Biology Asked by Robotic_Cow on December 14, 2020

It is often stated that small molecules or nonpolar molecules can diffuse through the plasma membrane because they can pass through the middle nonpolar bit, but why don’t the polar sides block these nonpolar molecules. Estrogen is nonpolar and can diffuse across the membrane right? Why don’t the polar heads of the phospholipids block it? Or look at H+. H+ can’t diffuse across the membrane because it’s charged (it’s not like nonpolar molecule have a repulsive force against it, neutral objects don’t repel charged ones as far as I am aware, I don’t get why we say polar and nonpolar repel each other, as I understand they just stick to themselves better than each other). Regardless, H+ a small charged molecule would be able to get past the hydrophilic heads right? Estrogen wouldn’t be. Where am I going wrong here?
Thanks!

One Answer

Polar and nonpolar molecules don't actually "repel", it's that polar molecules attract each other much more than nonpolar molecules attract anything. Therefore, to take a polar molecule from the (polar) water on one side of the membrane and bury it in the nonpolar region in the middle of the membrane is difficult because it means breaking its relatively strong interactions with the polar water molecules without forming new strong interactions to compensate.

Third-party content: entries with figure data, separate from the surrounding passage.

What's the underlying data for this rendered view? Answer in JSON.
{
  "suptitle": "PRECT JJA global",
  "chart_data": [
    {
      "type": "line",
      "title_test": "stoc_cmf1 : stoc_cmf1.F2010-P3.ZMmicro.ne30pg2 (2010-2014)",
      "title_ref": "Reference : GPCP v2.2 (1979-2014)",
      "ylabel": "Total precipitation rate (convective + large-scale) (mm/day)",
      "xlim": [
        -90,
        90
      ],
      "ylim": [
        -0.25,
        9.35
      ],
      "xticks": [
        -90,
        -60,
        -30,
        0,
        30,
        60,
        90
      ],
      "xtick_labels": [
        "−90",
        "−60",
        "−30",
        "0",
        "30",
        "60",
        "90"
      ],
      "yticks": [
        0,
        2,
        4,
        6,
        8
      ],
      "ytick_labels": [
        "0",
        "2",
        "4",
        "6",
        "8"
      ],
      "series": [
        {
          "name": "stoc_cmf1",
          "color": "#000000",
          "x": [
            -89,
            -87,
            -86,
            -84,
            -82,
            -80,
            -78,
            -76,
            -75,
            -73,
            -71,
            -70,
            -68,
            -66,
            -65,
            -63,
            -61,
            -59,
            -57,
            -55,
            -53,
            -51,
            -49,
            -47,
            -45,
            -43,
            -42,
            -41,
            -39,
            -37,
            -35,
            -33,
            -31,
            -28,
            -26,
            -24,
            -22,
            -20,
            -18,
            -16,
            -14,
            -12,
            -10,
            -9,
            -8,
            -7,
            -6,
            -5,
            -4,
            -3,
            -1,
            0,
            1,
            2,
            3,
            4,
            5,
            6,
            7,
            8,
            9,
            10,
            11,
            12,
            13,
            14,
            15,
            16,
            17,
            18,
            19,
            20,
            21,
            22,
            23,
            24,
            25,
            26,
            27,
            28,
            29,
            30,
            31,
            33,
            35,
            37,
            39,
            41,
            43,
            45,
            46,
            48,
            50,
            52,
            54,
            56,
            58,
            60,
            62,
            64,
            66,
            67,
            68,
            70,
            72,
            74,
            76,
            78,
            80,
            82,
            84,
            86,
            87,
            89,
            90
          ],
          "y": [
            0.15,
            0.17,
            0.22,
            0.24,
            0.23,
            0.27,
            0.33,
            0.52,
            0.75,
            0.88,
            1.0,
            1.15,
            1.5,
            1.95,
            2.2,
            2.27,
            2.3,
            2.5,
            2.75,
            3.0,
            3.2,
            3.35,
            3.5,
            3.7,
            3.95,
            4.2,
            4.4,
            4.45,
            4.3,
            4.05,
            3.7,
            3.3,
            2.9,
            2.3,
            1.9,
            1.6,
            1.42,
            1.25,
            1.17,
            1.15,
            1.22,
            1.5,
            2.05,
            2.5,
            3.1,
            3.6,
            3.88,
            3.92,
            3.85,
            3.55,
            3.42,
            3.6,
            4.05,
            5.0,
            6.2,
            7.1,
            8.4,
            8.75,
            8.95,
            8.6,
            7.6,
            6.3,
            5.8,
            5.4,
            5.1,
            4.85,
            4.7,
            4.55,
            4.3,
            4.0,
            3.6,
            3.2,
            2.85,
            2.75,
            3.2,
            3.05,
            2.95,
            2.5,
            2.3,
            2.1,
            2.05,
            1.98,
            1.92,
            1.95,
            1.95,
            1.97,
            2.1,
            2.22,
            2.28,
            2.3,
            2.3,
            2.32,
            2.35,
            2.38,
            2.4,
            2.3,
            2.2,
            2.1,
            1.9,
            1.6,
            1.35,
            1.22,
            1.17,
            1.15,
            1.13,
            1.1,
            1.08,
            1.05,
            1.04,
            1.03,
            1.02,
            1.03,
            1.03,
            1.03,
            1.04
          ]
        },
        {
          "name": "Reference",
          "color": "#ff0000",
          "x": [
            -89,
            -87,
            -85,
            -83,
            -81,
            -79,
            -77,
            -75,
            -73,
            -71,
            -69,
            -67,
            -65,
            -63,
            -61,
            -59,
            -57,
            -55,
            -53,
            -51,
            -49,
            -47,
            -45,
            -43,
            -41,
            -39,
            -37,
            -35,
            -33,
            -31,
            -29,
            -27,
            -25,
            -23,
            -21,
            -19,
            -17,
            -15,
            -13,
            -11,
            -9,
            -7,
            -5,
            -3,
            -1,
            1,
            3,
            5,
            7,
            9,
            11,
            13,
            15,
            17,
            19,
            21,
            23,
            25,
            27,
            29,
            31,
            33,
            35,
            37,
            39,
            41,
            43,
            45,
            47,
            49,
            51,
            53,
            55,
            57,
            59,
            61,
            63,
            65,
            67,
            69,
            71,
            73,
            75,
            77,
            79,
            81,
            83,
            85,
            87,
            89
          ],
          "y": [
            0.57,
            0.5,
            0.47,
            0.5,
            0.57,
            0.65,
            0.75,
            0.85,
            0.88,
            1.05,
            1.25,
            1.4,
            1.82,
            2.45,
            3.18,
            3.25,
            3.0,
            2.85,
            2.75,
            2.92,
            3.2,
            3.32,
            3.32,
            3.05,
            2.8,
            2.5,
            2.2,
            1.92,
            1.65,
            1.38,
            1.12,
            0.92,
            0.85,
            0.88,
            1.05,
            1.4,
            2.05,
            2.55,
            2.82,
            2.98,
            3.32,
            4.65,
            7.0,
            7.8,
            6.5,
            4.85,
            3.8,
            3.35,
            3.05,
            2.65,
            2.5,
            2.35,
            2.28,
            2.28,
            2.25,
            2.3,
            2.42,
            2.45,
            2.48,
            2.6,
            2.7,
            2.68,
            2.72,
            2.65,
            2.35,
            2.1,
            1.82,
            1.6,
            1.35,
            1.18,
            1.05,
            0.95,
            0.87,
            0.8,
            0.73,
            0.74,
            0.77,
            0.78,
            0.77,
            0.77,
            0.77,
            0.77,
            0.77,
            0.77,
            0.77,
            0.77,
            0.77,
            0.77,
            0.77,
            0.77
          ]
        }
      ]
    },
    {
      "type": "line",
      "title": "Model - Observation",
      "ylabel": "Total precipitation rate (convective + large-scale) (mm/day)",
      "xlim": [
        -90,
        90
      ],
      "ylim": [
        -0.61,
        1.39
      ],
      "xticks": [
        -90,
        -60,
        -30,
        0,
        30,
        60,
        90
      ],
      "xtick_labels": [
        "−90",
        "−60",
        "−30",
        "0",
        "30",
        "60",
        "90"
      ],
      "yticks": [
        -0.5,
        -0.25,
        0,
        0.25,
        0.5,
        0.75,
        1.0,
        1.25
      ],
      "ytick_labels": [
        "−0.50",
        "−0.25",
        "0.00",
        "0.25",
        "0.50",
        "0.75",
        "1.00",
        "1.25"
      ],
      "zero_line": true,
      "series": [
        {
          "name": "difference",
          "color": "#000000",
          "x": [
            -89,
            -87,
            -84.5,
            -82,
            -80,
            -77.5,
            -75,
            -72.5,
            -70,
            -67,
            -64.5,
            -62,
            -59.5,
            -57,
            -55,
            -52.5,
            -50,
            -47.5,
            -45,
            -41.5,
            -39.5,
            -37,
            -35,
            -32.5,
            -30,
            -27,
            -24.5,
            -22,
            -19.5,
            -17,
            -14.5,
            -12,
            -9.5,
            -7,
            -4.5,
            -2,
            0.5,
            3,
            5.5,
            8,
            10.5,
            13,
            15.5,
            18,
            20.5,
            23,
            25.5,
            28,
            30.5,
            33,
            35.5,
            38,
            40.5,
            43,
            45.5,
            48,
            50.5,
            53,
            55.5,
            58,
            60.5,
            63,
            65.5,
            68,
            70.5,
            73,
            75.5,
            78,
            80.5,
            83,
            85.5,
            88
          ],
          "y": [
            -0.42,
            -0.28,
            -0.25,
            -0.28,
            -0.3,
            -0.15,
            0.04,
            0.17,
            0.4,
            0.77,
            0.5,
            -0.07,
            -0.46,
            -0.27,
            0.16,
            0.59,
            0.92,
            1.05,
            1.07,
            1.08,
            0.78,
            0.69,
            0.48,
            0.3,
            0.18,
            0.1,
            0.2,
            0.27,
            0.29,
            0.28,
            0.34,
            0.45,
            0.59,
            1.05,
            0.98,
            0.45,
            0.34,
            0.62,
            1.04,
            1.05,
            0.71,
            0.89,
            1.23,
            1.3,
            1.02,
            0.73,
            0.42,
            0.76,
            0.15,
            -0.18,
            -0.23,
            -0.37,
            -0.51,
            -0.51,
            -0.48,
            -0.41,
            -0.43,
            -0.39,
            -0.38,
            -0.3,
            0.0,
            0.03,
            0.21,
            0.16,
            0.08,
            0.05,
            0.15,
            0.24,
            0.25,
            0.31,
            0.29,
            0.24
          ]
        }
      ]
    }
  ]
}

In the case of a nonpolar molecule passing through the membrane, it is already in water when it approaches the membrane, and transferring it past the polar head groups isn't much "worse" (there's likely a slight effect of the often charged head groups attracting ions that bridge them to one another, but this would be small). The large effect of it being nonpolar, however, is to make it less unfavorable to move it into the middle layer of the membrane where there aren't polar groups for it to interact with.